L1-5-formal: Fibonacci结构涌现的形式化证明
机器验证元数据
type: lemma
verification: machine_ready
dependencies: ["L1-4-formal.md", "D1-3-formal.md"]
verification_points:
- recursive_relation
- initial_conditions
- fibonacci_correspondence
- generating_function
核心引理
引理 L1-5(Fibonacci结构的涌现)
FibonacciEmergence : Prop ≡
∀n : ℕ . |ValidStrings_n| = F_{n+2}
where
ValidStrings_n = {s ∈ {0,1}ⁿ : "11" ∉ substrings(s)}
F_n = nth Fibonacci number (F₁=1, F₂=1, F_n=F_{n-1}+F_{n-2})
辅助定义
计数函数
a : ℕ → ℕ ≡
λn . |ValidStrings_n|
// a(n) counts strings of length n without "11"
Fibonacci数列
Fibonacci : ℕ → ℕ ≡
F(1) = 1
F(2) = 1
F(n) = F(n-1) + F(n-2) for n ≥ 3
递归关系证明
引理 L1-5.1(基本递归关系)
RecursiveRelation : Prop ≡
∀n ≥ 2 . a(n) = a(n-1) + a(n-2)
证明
Proof of RecursiveRelation:
Let n ≥ 2. Partition ValidStrings_n by last bit:
Case 1: Strings ending in 0
- Previous (n-1) bits can be any valid string
- Count: a(n-1)
Case 2: Strings ending in 1
- Cannot have "11", so bit (n-1) must be 0
- First (n-2) bits can be any valid string
- Count: a(n-2)
Total: a(n) = a(n-1) + a(n-2) ∎
初始条件
引理 L1-5.2(边界条件)
InitialConditions : Prop ≡
a(0) = 1 ∧ a(1) = 2 ∧ a(2) = 3
where
a(0) = |{""}| = 1 // empty string
a(1) = |{"0", "1"}| = 2 // both valid
a(2) = |{"00", "01", "10"}| = 3 // "11" forbidden
主定理证明
定理:Fibonacci对应
MainTheorem : Prop ≡
∀n ∈ ℕ . a(n) = F(n+2)
证明(数学归纳法)
Proof by induction on n:
Base cases:
a(0) = 1 = F(2) ✓
a(1) = 2 = F(3) ✓
a(2) = 3 = F(4) ✓
Inductive step:
Assume ∀k ≤ n . a(k) = F(k+2)
Then:
a(n+1) = a(n) + a(n-1) [by RecursiveRelation]
= F(n+2) + F(n+1) [by IH]
= F(n+3) [by Fibonacci definition]
Therefore a(n) = F(n+2) for all n ∈ ℕ ∎
生成函数分析
引理 L1-5.3(生成函数)
GeneratingFunction : Prop ≡
G(x) = ∑_{n=0}^∞ a(n)xⁿ = 1/(1-x-x²)
证明
Proof of GeneratingFunction:
From a(n) = a(n-1) + a(n-2) for n ≥ 2:
∑_{n≥2} a(n)xⁿ = x∑_{n≥2} a(n-1)x^{n-1} + x²∑_{n≥2} a(n-2)x^{n-2}
G(x) - a(0) - a(1)x = x(G(x) - a(0)) + x²G(x)

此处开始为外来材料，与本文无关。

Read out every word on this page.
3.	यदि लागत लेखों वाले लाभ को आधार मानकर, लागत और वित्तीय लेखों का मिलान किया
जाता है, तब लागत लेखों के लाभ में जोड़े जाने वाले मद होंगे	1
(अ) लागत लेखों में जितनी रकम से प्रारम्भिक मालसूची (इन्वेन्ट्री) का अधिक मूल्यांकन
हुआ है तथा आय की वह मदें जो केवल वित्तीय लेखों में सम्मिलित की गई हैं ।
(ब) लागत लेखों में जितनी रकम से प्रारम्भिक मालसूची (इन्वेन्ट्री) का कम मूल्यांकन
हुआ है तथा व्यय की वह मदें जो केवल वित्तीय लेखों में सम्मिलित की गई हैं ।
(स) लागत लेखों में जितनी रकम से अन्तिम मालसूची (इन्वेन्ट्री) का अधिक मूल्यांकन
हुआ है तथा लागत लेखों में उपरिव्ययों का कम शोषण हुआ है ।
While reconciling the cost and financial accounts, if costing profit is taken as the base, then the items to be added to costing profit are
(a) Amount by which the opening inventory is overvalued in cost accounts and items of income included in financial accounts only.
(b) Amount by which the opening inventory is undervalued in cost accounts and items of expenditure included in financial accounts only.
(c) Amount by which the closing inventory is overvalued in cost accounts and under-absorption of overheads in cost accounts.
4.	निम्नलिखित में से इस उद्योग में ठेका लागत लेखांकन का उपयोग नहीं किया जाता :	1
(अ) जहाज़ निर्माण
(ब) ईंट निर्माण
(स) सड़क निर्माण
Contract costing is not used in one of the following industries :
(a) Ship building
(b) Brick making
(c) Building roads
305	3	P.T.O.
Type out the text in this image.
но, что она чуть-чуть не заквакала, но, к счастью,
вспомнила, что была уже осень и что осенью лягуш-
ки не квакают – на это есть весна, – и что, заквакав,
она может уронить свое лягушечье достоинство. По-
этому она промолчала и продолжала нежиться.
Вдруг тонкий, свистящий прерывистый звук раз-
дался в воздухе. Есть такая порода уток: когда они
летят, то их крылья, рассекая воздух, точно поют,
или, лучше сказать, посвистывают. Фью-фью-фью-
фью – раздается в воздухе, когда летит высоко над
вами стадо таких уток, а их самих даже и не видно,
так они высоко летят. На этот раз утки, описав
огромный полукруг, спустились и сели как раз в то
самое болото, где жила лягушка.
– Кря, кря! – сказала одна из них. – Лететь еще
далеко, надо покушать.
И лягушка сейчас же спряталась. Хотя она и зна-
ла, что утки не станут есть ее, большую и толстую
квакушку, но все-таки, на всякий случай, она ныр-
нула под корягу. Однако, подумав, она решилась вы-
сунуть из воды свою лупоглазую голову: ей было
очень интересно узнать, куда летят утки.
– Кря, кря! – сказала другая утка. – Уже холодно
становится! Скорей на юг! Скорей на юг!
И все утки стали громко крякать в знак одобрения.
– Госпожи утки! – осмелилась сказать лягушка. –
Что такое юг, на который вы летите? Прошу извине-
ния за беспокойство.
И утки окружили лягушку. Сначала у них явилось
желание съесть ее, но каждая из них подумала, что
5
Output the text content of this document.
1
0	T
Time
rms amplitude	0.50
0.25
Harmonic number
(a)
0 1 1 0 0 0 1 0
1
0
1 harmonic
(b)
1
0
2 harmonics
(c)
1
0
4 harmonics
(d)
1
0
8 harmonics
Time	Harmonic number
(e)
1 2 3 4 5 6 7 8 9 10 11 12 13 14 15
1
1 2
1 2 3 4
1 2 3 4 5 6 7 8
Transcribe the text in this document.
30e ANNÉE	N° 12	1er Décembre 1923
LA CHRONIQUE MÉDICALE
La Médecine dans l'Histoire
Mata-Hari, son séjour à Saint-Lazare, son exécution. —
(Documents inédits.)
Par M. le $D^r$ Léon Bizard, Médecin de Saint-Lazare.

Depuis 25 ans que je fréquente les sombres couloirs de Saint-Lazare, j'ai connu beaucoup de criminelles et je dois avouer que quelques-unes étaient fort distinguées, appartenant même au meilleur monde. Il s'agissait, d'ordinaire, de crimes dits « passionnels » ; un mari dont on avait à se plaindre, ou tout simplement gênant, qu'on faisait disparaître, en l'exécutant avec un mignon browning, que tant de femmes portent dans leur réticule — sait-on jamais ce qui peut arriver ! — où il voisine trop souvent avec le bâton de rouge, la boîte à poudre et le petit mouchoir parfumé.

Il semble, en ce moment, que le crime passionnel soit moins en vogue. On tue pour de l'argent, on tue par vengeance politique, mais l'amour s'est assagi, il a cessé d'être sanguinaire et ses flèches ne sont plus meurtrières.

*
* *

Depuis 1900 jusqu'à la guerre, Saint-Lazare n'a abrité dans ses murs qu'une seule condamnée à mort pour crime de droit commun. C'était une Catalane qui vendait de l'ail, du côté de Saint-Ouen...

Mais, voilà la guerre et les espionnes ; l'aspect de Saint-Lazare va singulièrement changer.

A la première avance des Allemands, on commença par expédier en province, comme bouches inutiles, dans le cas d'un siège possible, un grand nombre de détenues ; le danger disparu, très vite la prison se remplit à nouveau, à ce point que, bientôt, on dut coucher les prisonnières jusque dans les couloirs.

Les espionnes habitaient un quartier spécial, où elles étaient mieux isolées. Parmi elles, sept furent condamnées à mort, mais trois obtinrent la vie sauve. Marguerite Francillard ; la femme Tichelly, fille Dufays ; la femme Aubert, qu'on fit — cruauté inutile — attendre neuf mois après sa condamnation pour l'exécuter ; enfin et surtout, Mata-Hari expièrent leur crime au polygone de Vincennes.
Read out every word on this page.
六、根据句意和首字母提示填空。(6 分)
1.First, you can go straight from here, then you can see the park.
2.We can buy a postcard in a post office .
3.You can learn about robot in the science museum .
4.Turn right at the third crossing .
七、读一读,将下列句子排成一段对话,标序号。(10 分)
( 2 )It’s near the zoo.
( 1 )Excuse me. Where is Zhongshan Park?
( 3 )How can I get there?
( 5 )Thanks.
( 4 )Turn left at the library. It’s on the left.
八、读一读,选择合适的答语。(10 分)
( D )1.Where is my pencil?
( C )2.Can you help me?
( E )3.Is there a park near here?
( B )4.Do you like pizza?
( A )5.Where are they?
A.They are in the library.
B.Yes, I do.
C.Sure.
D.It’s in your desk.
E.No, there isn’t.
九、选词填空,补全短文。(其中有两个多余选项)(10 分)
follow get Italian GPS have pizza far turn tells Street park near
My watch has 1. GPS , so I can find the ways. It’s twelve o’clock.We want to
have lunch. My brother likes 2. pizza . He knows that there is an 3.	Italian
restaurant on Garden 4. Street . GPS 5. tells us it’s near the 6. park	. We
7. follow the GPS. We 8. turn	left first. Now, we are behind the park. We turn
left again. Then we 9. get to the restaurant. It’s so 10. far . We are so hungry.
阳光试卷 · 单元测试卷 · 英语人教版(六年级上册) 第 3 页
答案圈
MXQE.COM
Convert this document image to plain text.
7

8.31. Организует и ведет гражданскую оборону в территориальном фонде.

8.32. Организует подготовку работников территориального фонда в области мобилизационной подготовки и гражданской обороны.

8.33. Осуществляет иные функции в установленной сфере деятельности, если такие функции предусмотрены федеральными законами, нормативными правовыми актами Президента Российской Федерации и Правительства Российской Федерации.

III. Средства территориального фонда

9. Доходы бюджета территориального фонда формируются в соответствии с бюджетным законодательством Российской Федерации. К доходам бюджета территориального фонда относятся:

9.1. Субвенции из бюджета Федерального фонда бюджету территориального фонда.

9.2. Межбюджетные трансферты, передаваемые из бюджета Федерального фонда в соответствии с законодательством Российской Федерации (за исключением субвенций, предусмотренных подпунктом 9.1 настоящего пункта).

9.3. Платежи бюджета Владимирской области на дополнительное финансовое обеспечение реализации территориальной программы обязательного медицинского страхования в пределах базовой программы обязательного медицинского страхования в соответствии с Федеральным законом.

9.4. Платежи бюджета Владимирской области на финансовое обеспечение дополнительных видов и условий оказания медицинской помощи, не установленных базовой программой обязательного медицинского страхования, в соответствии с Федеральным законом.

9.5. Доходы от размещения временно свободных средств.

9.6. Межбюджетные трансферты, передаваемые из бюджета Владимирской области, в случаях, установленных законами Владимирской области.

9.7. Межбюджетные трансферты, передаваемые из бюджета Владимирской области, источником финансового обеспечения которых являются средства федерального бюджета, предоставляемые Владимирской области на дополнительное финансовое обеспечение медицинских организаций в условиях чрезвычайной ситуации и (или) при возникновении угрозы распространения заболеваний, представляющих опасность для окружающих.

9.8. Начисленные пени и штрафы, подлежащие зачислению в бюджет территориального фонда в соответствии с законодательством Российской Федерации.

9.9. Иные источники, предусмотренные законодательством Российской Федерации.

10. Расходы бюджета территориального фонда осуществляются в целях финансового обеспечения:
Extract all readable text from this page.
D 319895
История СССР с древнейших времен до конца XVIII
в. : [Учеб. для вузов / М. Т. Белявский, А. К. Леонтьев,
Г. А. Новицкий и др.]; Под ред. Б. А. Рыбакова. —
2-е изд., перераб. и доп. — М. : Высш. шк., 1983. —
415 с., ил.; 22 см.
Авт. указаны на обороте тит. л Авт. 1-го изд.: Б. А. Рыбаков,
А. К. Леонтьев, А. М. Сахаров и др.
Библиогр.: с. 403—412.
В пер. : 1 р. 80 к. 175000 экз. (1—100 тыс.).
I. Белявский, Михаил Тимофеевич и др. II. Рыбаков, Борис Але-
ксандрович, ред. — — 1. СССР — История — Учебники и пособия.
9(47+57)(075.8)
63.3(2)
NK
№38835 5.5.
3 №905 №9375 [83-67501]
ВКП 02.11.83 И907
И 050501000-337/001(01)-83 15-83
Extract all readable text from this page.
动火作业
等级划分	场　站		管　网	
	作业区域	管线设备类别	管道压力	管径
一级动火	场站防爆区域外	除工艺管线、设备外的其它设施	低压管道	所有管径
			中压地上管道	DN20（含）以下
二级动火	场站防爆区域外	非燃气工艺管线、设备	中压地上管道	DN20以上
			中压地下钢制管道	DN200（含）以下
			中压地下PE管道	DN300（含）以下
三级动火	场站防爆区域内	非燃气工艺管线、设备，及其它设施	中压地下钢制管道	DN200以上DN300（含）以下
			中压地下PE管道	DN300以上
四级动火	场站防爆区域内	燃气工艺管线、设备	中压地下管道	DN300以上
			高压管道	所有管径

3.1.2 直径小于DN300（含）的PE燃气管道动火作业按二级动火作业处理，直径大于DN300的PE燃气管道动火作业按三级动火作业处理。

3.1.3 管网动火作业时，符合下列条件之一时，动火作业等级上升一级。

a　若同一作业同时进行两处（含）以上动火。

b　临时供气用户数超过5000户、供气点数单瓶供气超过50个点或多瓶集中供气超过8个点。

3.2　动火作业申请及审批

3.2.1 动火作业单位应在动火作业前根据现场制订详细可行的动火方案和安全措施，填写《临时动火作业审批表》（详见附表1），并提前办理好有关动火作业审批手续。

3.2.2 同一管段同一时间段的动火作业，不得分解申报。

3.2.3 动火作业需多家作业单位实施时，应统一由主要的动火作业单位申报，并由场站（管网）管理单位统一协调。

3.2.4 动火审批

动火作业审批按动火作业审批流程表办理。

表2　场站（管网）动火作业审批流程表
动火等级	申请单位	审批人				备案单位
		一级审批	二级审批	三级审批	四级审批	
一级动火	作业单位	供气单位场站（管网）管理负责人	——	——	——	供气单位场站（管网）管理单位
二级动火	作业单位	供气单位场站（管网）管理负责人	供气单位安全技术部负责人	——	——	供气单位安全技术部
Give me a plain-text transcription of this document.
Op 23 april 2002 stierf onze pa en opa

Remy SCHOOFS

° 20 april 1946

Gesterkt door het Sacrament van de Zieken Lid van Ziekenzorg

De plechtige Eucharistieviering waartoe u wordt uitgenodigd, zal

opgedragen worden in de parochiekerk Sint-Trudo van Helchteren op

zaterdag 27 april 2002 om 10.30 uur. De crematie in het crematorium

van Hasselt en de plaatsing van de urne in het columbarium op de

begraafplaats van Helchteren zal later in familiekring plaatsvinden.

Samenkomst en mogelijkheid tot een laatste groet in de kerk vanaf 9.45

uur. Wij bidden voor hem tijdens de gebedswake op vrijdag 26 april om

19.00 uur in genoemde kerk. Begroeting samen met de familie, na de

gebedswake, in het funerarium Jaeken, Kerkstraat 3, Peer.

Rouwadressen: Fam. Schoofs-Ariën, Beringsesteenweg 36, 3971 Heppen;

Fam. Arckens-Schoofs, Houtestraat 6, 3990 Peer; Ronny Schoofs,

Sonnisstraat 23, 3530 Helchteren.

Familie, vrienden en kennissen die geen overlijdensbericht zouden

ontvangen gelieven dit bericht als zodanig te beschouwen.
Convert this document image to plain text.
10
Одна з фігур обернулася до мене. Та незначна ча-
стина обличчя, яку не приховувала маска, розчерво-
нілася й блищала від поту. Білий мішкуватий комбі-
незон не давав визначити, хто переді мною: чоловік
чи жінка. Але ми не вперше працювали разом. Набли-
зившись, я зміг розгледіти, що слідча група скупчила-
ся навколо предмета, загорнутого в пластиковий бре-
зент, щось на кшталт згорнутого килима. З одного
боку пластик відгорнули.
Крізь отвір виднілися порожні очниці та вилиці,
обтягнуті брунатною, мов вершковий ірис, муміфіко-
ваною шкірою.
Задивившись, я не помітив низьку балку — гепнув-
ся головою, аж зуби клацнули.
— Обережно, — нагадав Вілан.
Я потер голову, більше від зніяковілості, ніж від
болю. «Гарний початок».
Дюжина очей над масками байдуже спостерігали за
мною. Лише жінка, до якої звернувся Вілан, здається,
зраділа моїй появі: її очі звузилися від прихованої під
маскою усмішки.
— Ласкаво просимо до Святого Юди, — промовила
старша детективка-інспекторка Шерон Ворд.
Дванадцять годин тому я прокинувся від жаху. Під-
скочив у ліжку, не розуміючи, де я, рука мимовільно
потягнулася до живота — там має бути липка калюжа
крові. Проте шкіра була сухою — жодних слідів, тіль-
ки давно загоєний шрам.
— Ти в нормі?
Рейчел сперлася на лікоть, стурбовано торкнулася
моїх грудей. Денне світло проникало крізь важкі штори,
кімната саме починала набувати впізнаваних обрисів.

Substituting a(0)=1, a(1)=2:
G(x) - 1 - 2x = x(G(x) - 1) + x²G(x)
G(x) - 1 - 2x = xG(x) - x + x²G(x)
G(x)(1 - x - x²) = 1 - x + x = 1
Therefore: G(x) = 1/(1-x-x²) ∎
渐近行为
引理 L1-5.4(增长率)
AsymptoticGrowth : Prop ≡
a(n) ~ φ^{n+2}/√5 as n → ∞
where
φ = (1+√5)/2 // golden ratio
证明
Proof of AsymptoticGrowth:
Using Binet's formula for Fibonacci:
F(n) = (φⁿ - ψⁿ)/√5
where ψ = (1-√5)/2 = -1/φ
Since |ψ| < 1:
a(n) = F(n+2) ~ φ^{n+2}/√5 as n → ∞ ∎
深层结构
矩阵表示
MatrixForm : Prop ≡
[a(n); a(n-1)] = [1 1; 1 0] · [a(n-1); a(n-2)]
where transfer matrix has eigenvalues φ and ψ
组合解释
TilingInterpretation : Prop ≡
a(n) = number of ways to tile 1×n board with 1×1 and 1×2 tiles
Correspondence:
0 → 1×1 tile
10 → 1×2 tile
连分数表示
ContinuedFraction : Prop ≡
G(x) = 1/(1-x-x²) = 1/(1-x/(1-x/(1-...)))
Shows self-similar structure
机器验证检查点
检查点1:递归关系验证
def verify_recursive_relation(max_n):
a = [1, 2, 3] # a[0], a[1], a[2]
for n in range(3, max_n):
# 计算实际值
actual = count_valid_strings(n)
# 递归预测值
predicted = a[n-1] + a[n-2]
if actual != predicted:
return False, n, actual, predicted
a.append(actual)
return True, None, None, None
检查点2:初始条件验证
def verify_initial_conditions():
# n=0: empty string
assert count_valid_strings(0) == 1
# n=1: "0", "1"
assert count_valid_strings(1) == 2
# n=2: all except "11"
valid_2 = ["00", "01", "10"]
assert count_valid_strings(2) == len(valid_2)
return True
检查点3:Fibonacci对应验证
def verify_fibonacci_correspondence(max_n):
# Generate Fibonacci sequence
fib = [1, 1]
for i in range(2, max_n + 3):
fib.append(fib[-1] + fib[-2])
# Check a(n) = F(n+2)
for n in range(max_n):
a_n = count_valid_strings(n)
f_n_plus_2 = fib[n+2]
if a_n != f_n_plus_2:
return False, n, a_n, f_n_plus_2
return True, None, None, None
检查点4:生成函数验证
def verify_generating_function(precision=10):
# 计算生成函数系数
coefficients = []
for n in range(precision):
coefficients.append(count_valid_strings(n))
# 验证1/(1-x-x²)的展开
# 使用递归关系验证
for n in range(2, precision):
expected = coefficients[n-1] + coefficients[n-2]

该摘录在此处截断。